Vernissage presse : lundi 17 mars à 14h30

A chacun son réalisme, mais il est permis de trouver des liens entre celui de Fernand Léger (1881–1955) et celui des « Nouveaux Réalistes » dont la carrière commence vers 1955 et qui se constituent en groupe le 27 octobre 1960. C’est ce à quoi s’applique une exposition venue du Musée national Fernand Léger de Biot, s’appuyant sur sa propre collection et celle du MAMAC de Nice. 

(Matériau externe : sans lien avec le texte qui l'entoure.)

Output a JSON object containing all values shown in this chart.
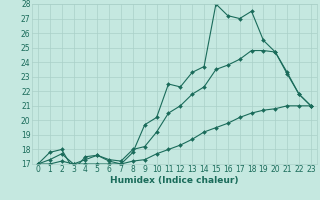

Décidément, cette saison, les musées parisiens servent d’entrepôts de luxe à toutes les institutions fermées pour travaux. Borghèse et Berggruen ont ouvert à l’automne un bal qui se poursuit ce printemps avec une exposition organisée pour que les collections du MAMAC de Nice ne s’endorment pas dans les réserves. Inauguré en 1990, ce Musée d’art moderne et contemporain méritait sans doute une cure de jouvence, et il a fermé en janvier 2025 pour des travaux de rénovation. Lorsqu’il rouvrira, censément en 2028, son rayonnement aura été assuré par diverses manifestations, comme cella qui a d’abord été présentée, de juin 2024 à février 2025, au musée Fernand Léger de Biot sous le titre Léger et les Nouveaux Réalismes. Curieusement pour son transfert à Paris, l’exposition change de nom : le public parisien exige-t-il autre chose pour être incité à la visite ? Un titre en forme de jeu de mots, Tous Léger !, et un sous-titre en forme d’inventaire, « Avec Niki de Saint Phalle, Yves Klein, Martial Raysse, Keith Haring… » pour allécher le chaland en précisant quelle sera la marchandise offerte à sa consommation ? Qu’importe le flacon, au fond, et l’on peut se réjouir que ces œuvres conservées sous des latitudes plus ensoleillées aient fait le voyage.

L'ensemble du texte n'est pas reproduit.